AXTELL, Utah — Wild horses rounded up on Utah Bureau of Land Management property are sent to two corrals in the state before they are put up for adoption, but FOX 13 News obtained documents that raise questions about how well these horses are treated.
For the past 50 years, almost 18,000 wild horses and burros have been removed and relocated from public lands that the BLM oversees in the state.
But the Axtell Wild Horse Corral, one of the privately-owned corrals where the horses are sent, raised concerns with the American Wild Horse Campaign, a nonprofit that monitors BLM horse roundups.
"Conditions at these facilities are not stellar at all," said Communications Director Grace Kuhn.
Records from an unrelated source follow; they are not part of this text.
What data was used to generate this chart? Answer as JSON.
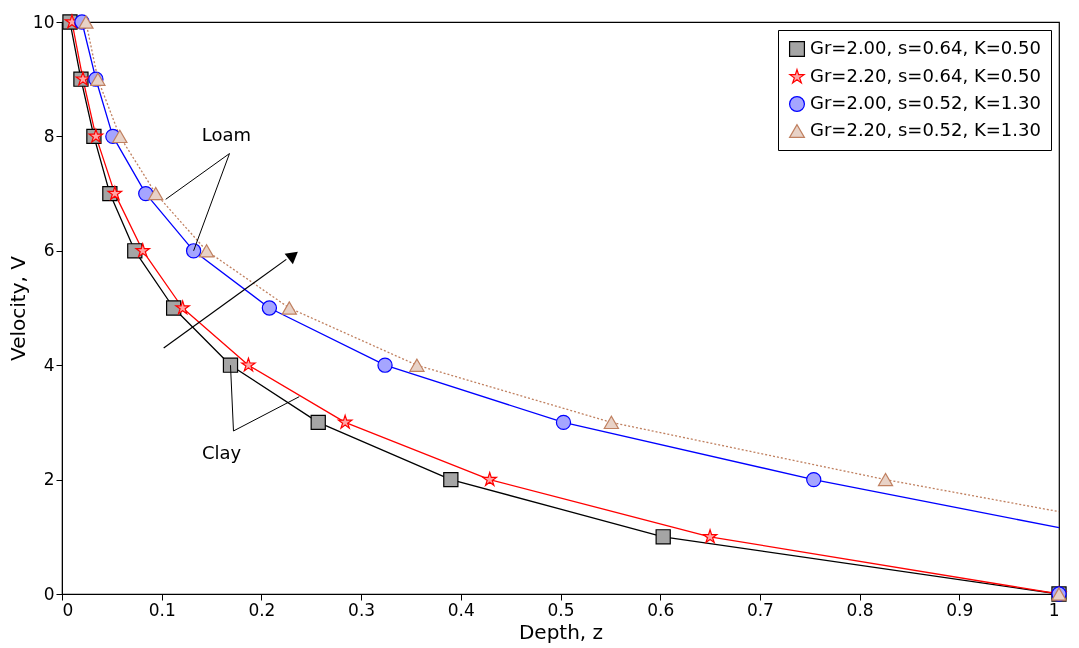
{
  "chart_data": {
    "type": "line",
    "xlabel": "Depth, z",
    "ylabel": "Velocity, V",
    "xlim": [
      0,
      1
    ],
    "xticks": [
      0,
      0.1,
      0.2,
      0.3,
      0.4,
      0.5,
      0.6,
      0.7,
      0.8,
      0.9,
      1
    ],
    "ylim": [
      0,
      10
    ],
    "yticks": [
      0,
      2,
      4,
      6,
      8,
      10
    ],
    "grid": false,
    "legend": "top right",
    "annotations": [
      {
        "text": "Loam",
        "x": 0.132,
        "y": 6
      },
      {
        "text": "Clay",
        "x": 0.169,
        "y": 4
      }
    ],
    "series": [
      {
        "name": "Gr=2.00, s=0.64, K=0.50",
        "color": "#000000",
        "marker": "square",
        "line_style": "solid",
        "x": [
          0.008,
          0.019,
          0.032,
          0.048,
          0.073,
          0.112,
          0.169,
          0.257,
          0.39,
          0.603,
          1
        ],
        "values": [
          10,
          9,
          8,
          7,
          6,
          5,
          4,
          3,
          2,
          1,
          0
        ]
      },
      {
        "name": "Gr=2.20, s=0.64, K=0.50",
        "color": "#ff0000",
        "marker": "star",
        "line_style": "solid",
        "x": [
          0.01,
          0.021,
          0.034,
          0.053,
          0.081,
          0.121,
          0.187,
          0.284,
          0.429,
          0.65,
          1
        ],
        "values": [
          10,
          9,
          8,
          7,
          6,
          5,
          4,
          3,
          2,
          1,
          0
        ]
      },
      {
        "name": "Gr=2.00, s=0.52, K=1.30",
        "color": "#0000ff",
        "marker": "circle",
        "line_style": "solid",
        "x": [
          0.02,
          0.034,
          0.051,
          0.084,
          0.132,
          0.208,
          0.324,
          0.503,
          0.754
        ],
        "values": [
          10,
          9,
          8,
          7,
          6,
          5,
          4,
          3,
          2
        ]
      },
      {
        "name": "Gr=2.20, s=0.52, K=1.30",
        "color": "#c08060",
        "marker": "triangle",
        "line_style": "dotted",
        "x": [
          0.024,
          0.036,
          0.058,
          0.094,
          0.145,
          0.228,
          0.356,
          0.551,
          0.826
        ],
        "values": [
          10,
          9,
          8,
          7,
          6,
          5,
          4,
          3,
          2
        ]
      },
      {
        "type": "line",
        "color": "#0000ff",
        "marker": "none",
        "line_style": "solid",
        "x": [
          0.754,
          1
        ],
        "values": [
          2,
          1.16
        ]
      },
      {
        "type": "line",
        "color": "#c08060",
        "marker": "none",
        "line_style": "dotted",
        "x": [
          0.826,
          1
        ],
        "values": [
          2,
          1.44
        ]
      },
      {
        "type": "scatter",
        "color": "#0000ff",
        "marker": "circle",
        "x": [
          1
        ],
        "values": [
          0
        ]
      },
      {
        "type": "scatter",
        "color": "#c08060",
        "marker": "triangle",
        "x": [
          1
        ],
        "values": [
          0
        ]
      }
    ]
  }
}
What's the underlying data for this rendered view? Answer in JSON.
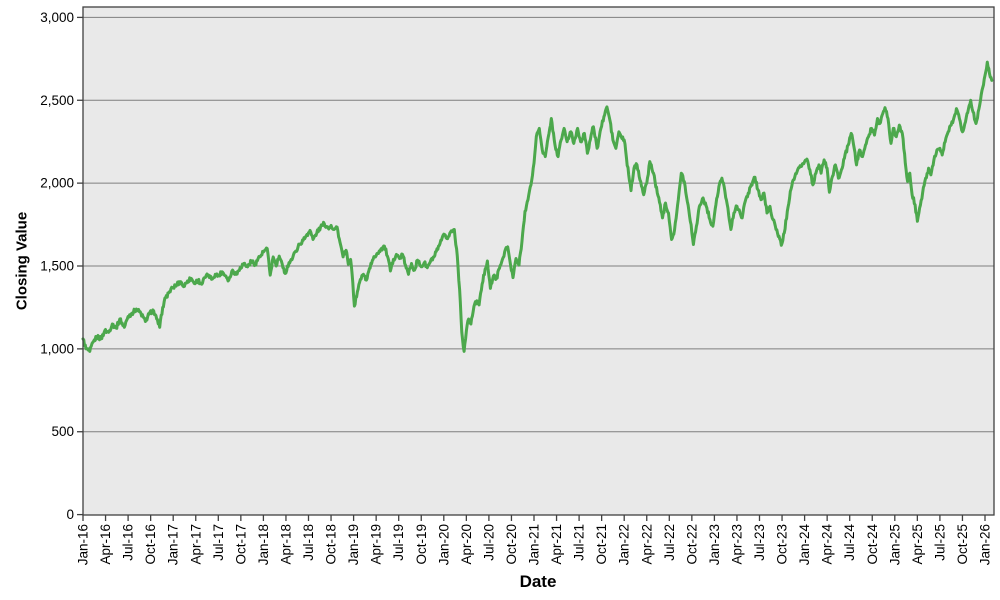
{
  "colors": {
    "line_green": "#4CA84C",
    "plot_background": "#E9E9E9",
    "gridline": "#7F7F7F",
    "plot_border": "#404040",
    "page_background": "#FFFFFF",
    "text": "#000000"
  },
  "chart_data": {
    "type": "line",
    "title": "",
    "xlabel": "Date",
    "ylabel": "Closing Value",
    "grid": "horizontal",
    "legend": "none",
    "x_axis": {
      "unit": "months since Jan-2016",
      "tick_labels": [
        "Jan-16",
        "Apr-16",
        "Jul-16",
        "Oct-16",
        "Jan-17",
        "Apr-17",
        "Jul-17",
        "Oct-17",
        "Jan-18",
        "Apr-18",
        "Jul-18",
        "Oct-18",
        "Jan-19",
        "Apr-19",
        "Jul-19",
        "Oct-19",
        "Jan-20",
        "Apr-20",
        "Jul-20",
        "Oct-20",
        "Jan-21",
        "Apr-21",
        "Jul-21",
        "Oct-21",
        "Jan-22",
        "Apr-22",
        "Jul-22",
        "Oct-22",
        "Jan-23",
        "Apr-23",
        "Jul-23",
        "Oct-23",
        "Jan-24",
        "Apr-24",
        "Jul-24",
        "Oct-24",
        "Jan-25",
        "Apr-25",
        "Jul-25",
        "Oct-25",
        "Jan-26"
      ],
      "tick_positions_months": [
        0,
        3,
        6,
        9,
        12,
        15,
        18,
        21,
        24,
        27,
        30,
        33,
        36,
        39,
        42,
        45,
        48,
        51,
        54,
        57,
        60,
        63,
        66,
        69,
        72,
        75,
        78,
        81,
        84,
        87,
        90,
        93,
        96,
        99,
        102,
        105,
        108,
        111,
        114,
        117,
        120
      ],
      "range_months": [
        0,
        121.2
      ]
    },
    "y_axis": {
      "ticks": [
        0,
        500,
        1000,
        1500,
        2000,
        2500,
        3000
      ],
      "tick_labels": [
        "0",
        "500",
        "1,000",
        "1,500",
        "2,000",
        "2,500",
        "3,000"
      ],
      "range": [
        0,
        3060
      ]
    },
    "line_style": {
      "width": 3,
      "daily_noise_amplitude": 13
    },
    "series": [
      {
        "name": "Closing Value",
        "color": "#4CA84C",
        "points": [
          [
            0,
            1060
          ],
          [
            0.4,
            1000
          ],
          [
            0.9,
            985
          ],
          [
            1.4,
            1045
          ],
          [
            1.9,
            1075
          ],
          [
            2.4,
            1060
          ],
          [
            2.9,
            1110
          ],
          [
            3.4,
            1100
          ],
          [
            3.9,
            1150
          ],
          [
            4.4,
            1125
          ],
          [
            4.9,
            1180
          ],
          [
            5.5,
            1130
          ],
          [
            6,
            1195
          ],
          [
            6.5,
            1215
          ],
          [
            7.1,
            1240
          ],
          [
            7.7,
            1215
          ],
          [
            8.3,
            1165
          ],
          [
            8.8,
            1210
          ],
          [
            9.3,
            1235
          ],
          [
            9.8,
            1180
          ],
          [
            10.2,
            1130
          ],
          [
            10.6,
            1250
          ],
          [
            11,
            1310
          ],
          [
            11.5,
            1345
          ],
          [
            12,
            1370
          ],
          [
            12.5,
            1390
          ],
          [
            13,
            1405
          ],
          [
            13.4,
            1375
          ],
          [
            13.9,
            1410
          ],
          [
            14.4,
            1425
          ],
          [
            14.8,
            1395
          ],
          [
            15.3,
            1415
          ],
          [
            15.8,
            1390
          ],
          [
            16.2,
            1430
          ],
          [
            16.7,
            1445
          ],
          [
            17.1,
            1420
          ],
          [
            17.6,
            1450
          ],
          [
            18,
            1440
          ],
          [
            18.5,
            1465
          ],
          [
            19,
            1440
          ],
          [
            19.4,
            1415
          ],
          [
            19.9,
            1475
          ],
          [
            20.4,
            1450
          ],
          [
            20.9,
            1490
          ],
          [
            21.4,
            1515
          ],
          [
            21.9,
            1495
          ],
          [
            22.4,
            1530
          ],
          [
            22.9,
            1510
          ],
          [
            23.3,
            1545
          ],
          [
            23.7,
            1565
          ],
          [
            24.1,
            1590
          ],
          [
            24.5,
            1605
          ],
          [
            24.9,
            1445
          ],
          [
            25.3,
            1555
          ],
          [
            25.7,
            1500
          ],
          [
            26.1,
            1560
          ],
          [
            26.6,
            1490
          ],
          [
            26.9,
            1455
          ],
          [
            27.4,
            1520
          ],
          [
            27.9,
            1550
          ],
          [
            28.3,
            1590
          ],
          [
            28.8,
            1630
          ],
          [
            29.3,
            1655
          ],
          [
            29.8,
            1690
          ],
          [
            30.2,
            1715
          ],
          [
            30.6,
            1660
          ],
          [
            31.1,
            1700
          ],
          [
            31.6,
            1735
          ],
          [
            32.1,
            1755
          ],
          [
            32.6,
            1730
          ],
          [
            33,
            1745
          ],
          [
            33.4,
            1720
          ],
          [
            33.8,
            1735
          ],
          [
            34.2,
            1640
          ],
          [
            34.6,
            1555
          ],
          [
            35,
            1595
          ],
          [
            35.3,
            1510
          ],
          [
            35.6,
            1540
          ],
          [
            35.9,
            1400
          ],
          [
            36.1,
            1258
          ],
          [
            36.5,
            1345
          ],
          [
            36.9,
            1420
          ],
          [
            37.3,
            1450
          ],
          [
            37.7,
            1415
          ],
          [
            38.1,
            1485
          ],
          [
            38.6,
            1540
          ],
          [
            39.1,
            1575
          ],
          [
            39.6,
            1600
          ],
          [
            40.1,
            1620
          ],
          [
            40.5,
            1560
          ],
          [
            40.9,
            1470
          ],
          [
            41.3,
            1540
          ],
          [
            41.7,
            1570
          ],
          [
            42.1,
            1545
          ],
          [
            42.5,
            1570
          ],
          [
            42.9,
            1505
          ],
          [
            43.3,
            1450
          ],
          [
            43.7,
            1515
          ],
          [
            44.1,
            1475
          ],
          [
            44.5,
            1535
          ],
          [
            45,
            1495
          ],
          [
            45.4,
            1520
          ],
          [
            45.8,
            1490
          ],
          [
            46.2,
            1525
          ],
          [
            46.7,
            1555
          ],
          [
            47.2,
            1600
          ],
          [
            47.7,
            1655
          ],
          [
            48.1,
            1690
          ],
          [
            48.5,
            1665
          ],
          [
            48.9,
            1705
          ],
          [
            49.4,
            1720
          ],
          [
            49.8,
            1560
          ],
          [
            50.1,
            1360
          ],
          [
            50.4,
            1100
          ],
          [
            50.7,
            985
          ],
          [
            51,
            1110
          ],
          [
            51.3,
            1180
          ],
          [
            51.6,
            1150
          ],
          [
            52,
            1255
          ],
          [
            52.4,
            1290
          ],
          [
            52.7,
            1265
          ],
          [
            53.1,
            1390
          ],
          [
            53.5,
            1480
          ],
          [
            53.8,
            1530
          ],
          [
            54.2,
            1365
          ],
          [
            54.6,
            1440
          ],
          [
            55,
            1425
          ],
          [
            55.4,
            1485
          ],
          [
            55.8,
            1540
          ],
          [
            56.2,
            1600
          ],
          [
            56.5,
            1615
          ],
          [
            56.9,
            1500
          ],
          [
            57.2,
            1430
          ],
          [
            57.6,
            1545
          ],
          [
            58,
            1505
          ],
          [
            58.4,
            1650
          ],
          [
            58.8,
            1830
          ],
          [
            59.2,
            1900
          ],
          [
            59.6,
            1990
          ],
          [
            60,
            2120
          ],
          [
            60.3,
            2280
          ],
          [
            60.7,
            2330
          ],
          [
            61.2,
            2180
          ],
          [
            61.5,
            2160
          ],
          [
            62,
            2300
          ],
          [
            62.3,
            2390
          ],
          [
            62.8,
            2230
          ],
          [
            63.2,
            2160
          ],
          [
            63.6,
            2260
          ],
          [
            64,
            2330
          ],
          [
            64.4,
            2250
          ],
          [
            64.9,
            2310
          ],
          [
            65.3,
            2240
          ],
          [
            65.8,
            2330
          ],
          [
            66.2,
            2250
          ],
          [
            66.7,
            2300
          ],
          [
            67.1,
            2180
          ],
          [
            67.6,
            2290
          ],
          [
            67.9,
            2340
          ],
          [
            68.4,
            2210
          ],
          [
            68.9,
            2330
          ],
          [
            69.3,
            2400
          ],
          [
            69.7,
            2460
          ],
          [
            70.1,
            2380
          ],
          [
            70.5,
            2260
          ],
          [
            70.9,
            2210
          ],
          [
            71.3,
            2310
          ],
          [
            71.6,
            2280
          ],
          [
            72,
            2260
          ],
          [
            72.3,
            2150
          ],
          [
            72.6,
            2050
          ],
          [
            72.9,
            1955
          ],
          [
            73.3,
            2090
          ],
          [
            73.7,
            2110
          ],
          [
            74.2,
            2010
          ],
          [
            74.6,
            1930
          ],
          [
            75,
            2000
          ],
          [
            75.4,
            2130
          ],
          [
            75.9,
            2060
          ],
          [
            76.4,
            1940
          ],
          [
            76.8,
            1870
          ],
          [
            77.1,
            1790
          ],
          [
            77.5,
            1880
          ],
          [
            77.9,
            1820
          ],
          [
            78.3,
            1660
          ],
          [
            78.7,
            1720
          ],
          [
            79.2,
            1900
          ],
          [
            79.6,
            2060
          ],
          [
            80,
            2010
          ],
          [
            80.4,
            1890
          ],
          [
            80.9,
            1750
          ],
          [
            81.2,
            1630
          ],
          [
            81.6,
            1740
          ],
          [
            82,
            1860
          ],
          [
            82.5,
            1910
          ],
          [
            83,
            1850
          ],
          [
            83.4,
            1780
          ],
          [
            83.8,
            1740
          ],
          [
            84.2,
            1870
          ],
          [
            84.7,
            2000
          ],
          [
            85,
            2030
          ],
          [
            85.4,
            1950
          ],
          [
            85.8,
            1850
          ],
          [
            86.2,
            1720
          ],
          [
            86.6,
            1820
          ],
          [
            87,
            1860
          ],
          [
            87.3,
            1840
          ],
          [
            87.7,
            1790
          ],
          [
            88.1,
            1890
          ],
          [
            88.5,
            1940
          ],
          [
            88.9,
            1990
          ],
          [
            89.4,
            2035
          ],
          [
            89.8,
            1960
          ],
          [
            90.2,
            1900
          ],
          [
            90.6,
            1940
          ],
          [
            91,
            1820
          ],
          [
            91.4,
            1860
          ],
          [
            91.8,
            1780
          ],
          [
            92.2,
            1720
          ],
          [
            92.6,
            1680
          ],
          [
            92.9,
            1625
          ],
          [
            93.3,
            1700
          ],
          [
            93.7,
            1830
          ],
          [
            94.1,
            1950
          ],
          [
            94.5,
            2020
          ],
          [
            95,
            2070
          ],
          [
            95.5,
            2100
          ],
          [
            96,
            2130
          ],
          [
            96.3,
            2145
          ],
          [
            96.7,
            2080
          ],
          [
            97.1,
            1990
          ],
          [
            97.5,
            2060
          ],
          [
            97.9,
            2110
          ],
          [
            98.2,
            2060
          ],
          [
            98.6,
            2140
          ],
          [
            99,
            2090
          ],
          [
            99.3,
            1945
          ],
          [
            99.7,
            2040
          ],
          [
            100.1,
            2110
          ],
          [
            100.5,
            2030
          ],
          [
            100.9,
            2080
          ],
          [
            101.3,
            2150
          ],
          [
            101.8,
            2230
          ],
          [
            102.2,
            2300
          ],
          [
            102.6,
            2210
          ],
          [
            102.9,
            2110
          ],
          [
            103.3,
            2200
          ],
          [
            103.7,
            2160
          ],
          [
            104.1,
            2230
          ],
          [
            104.5,
            2280
          ],
          [
            104.9,
            2330
          ],
          [
            105.3,
            2290
          ],
          [
            105.7,
            2390
          ],
          [
            106,
            2360
          ],
          [
            106.4,
            2420
          ],
          [
            106.7,
            2455
          ],
          [
            107.1,
            2390
          ],
          [
            107.5,
            2240
          ],
          [
            107.8,
            2330
          ],
          [
            108.2,
            2280
          ],
          [
            108.6,
            2350
          ],
          [
            109,
            2300
          ],
          [
            109.4,
            2120
          ],
          [
            109.7,
            2010
          ],
          [
            110,
            2060
          ],
          [
            110.3,
            1930
          ],
          [
            110.7,
            1870
          ],
          [
            111,
            1770
          ],
          [
            111.3,
            1850
          ],
          [
            111.7,
            1940
          ],
          [
            112.1,
            2030
          ],
          [
            112.5,
            2090
          ],
          [
            112.8,
            2050
          ],
          [
            113.2,
            2140
          ],
          [
            113.6,
            2200
          ],
          [
            114,
            2210
          ],
          [
            114.3,
            2170
          ],
          [
            114.7,
            2250
          ],
          [
            115.1,
            2310
          ],
          [
            115.5,
            2350
          ],
          [
            115.9,
            2400
          ],
          [
            116.2,
            2450
          ],
          [
            116.6,
            2390
          ],
          [
            117,
            2310
          ],
          [
            117.4,
            2370
          ],
          [
            117.8,
            2450
          ],
          [
            118.1,
            2500
          ],
          [
            118.4,
            2430
          ],
          [
            118.8,
            2360
          ],
          [
            119.2,
            2450
          ],
          [
            119.6,
            2560
          ],
          [
            120,
            2650
          ],
          [
            120.3,
            2730
          ],
          [
            120.6,
            2660
          ],
          [
            120.9,
            2620
          ]
        ]
      }
    ]
  }
}
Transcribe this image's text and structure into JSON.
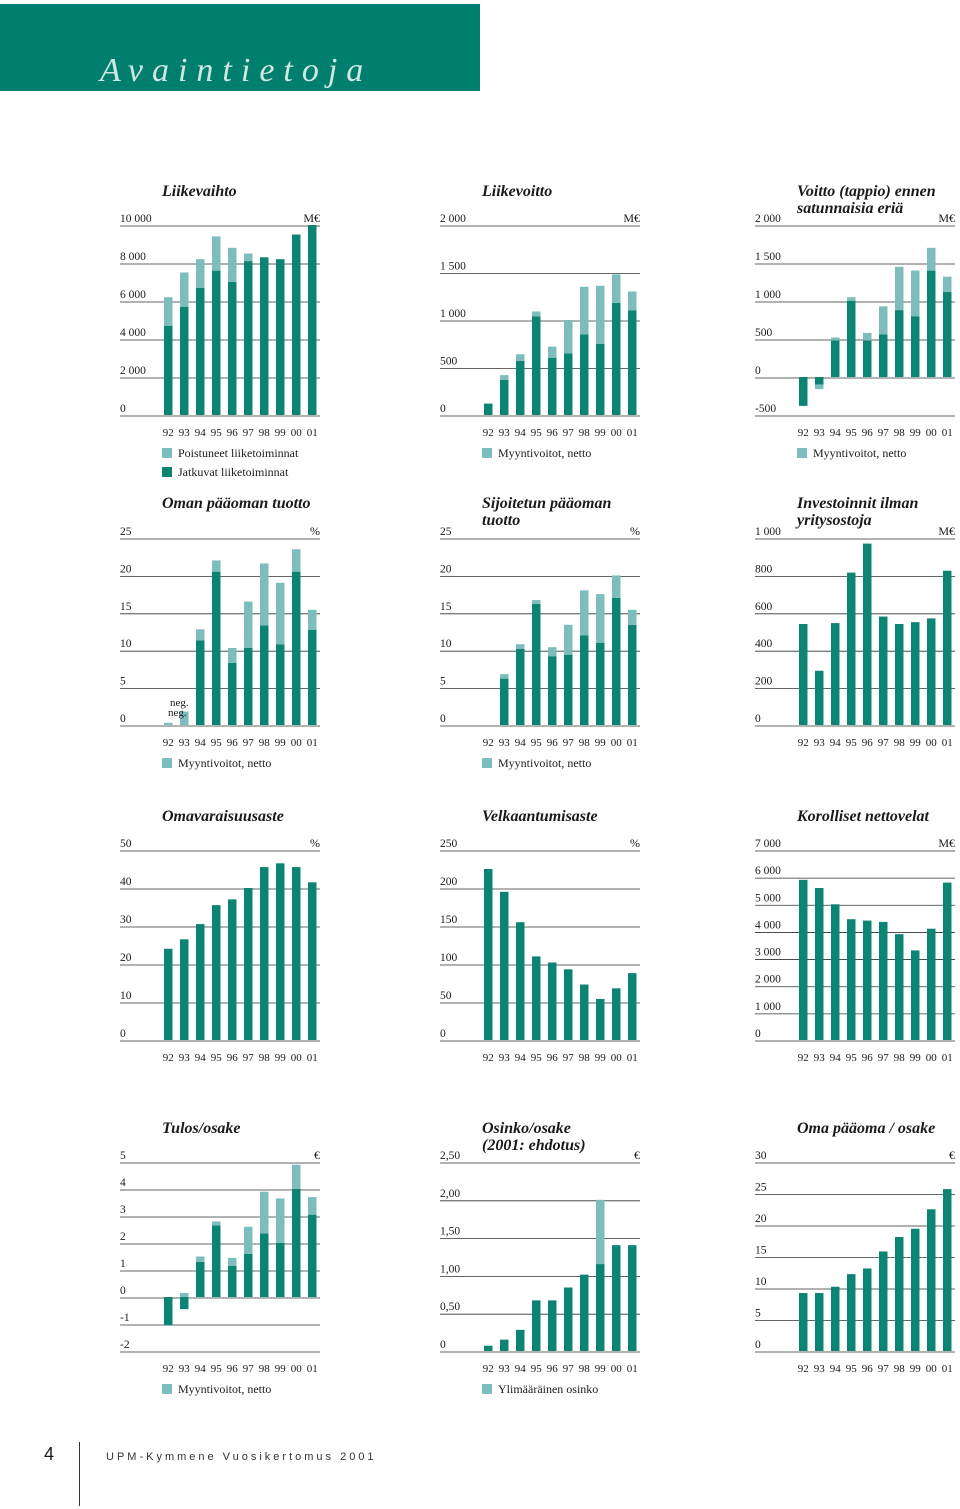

Kuhn filed a Freedom of Information request on the Axtell facility, which showed that 3,552 horses were housed at the location in 2021, with 106 horse deaths primarily from broken necks and colic.
Of the total number, just over 800 horses were adopted or sold, with more than 2,600 horses not included in the reporting, but still at Axtell's corral or in long-term pastures in the Midwest, according to the documents.
“We’re seeing these unnecessary deaths that if these horses had been left out on the range they wouldn’t be dying from such conditions,” said Kuhn.
But BLM spokesperson Lisa Reid said they try their best to prevent any deaths or injuries during these roundups, and she believes the situation would be more dire if they didn't control the wild horse population.
Historically dry conditions have also hurt this population, along with overpopulation and overgrazing.
While the BLM says it is increasing the amount of birth control that’s administered to mares on the range, the American Wild Horse Campaign said they should be distributing more of it.
AWHC told FOX 13 News that Congress passed its omnibus spending bill Wednesday, which provides over $137 million for the Wild Horse and Burro Program. It states that the BLM must use $11 million toward the administration of, and research on, fertility control.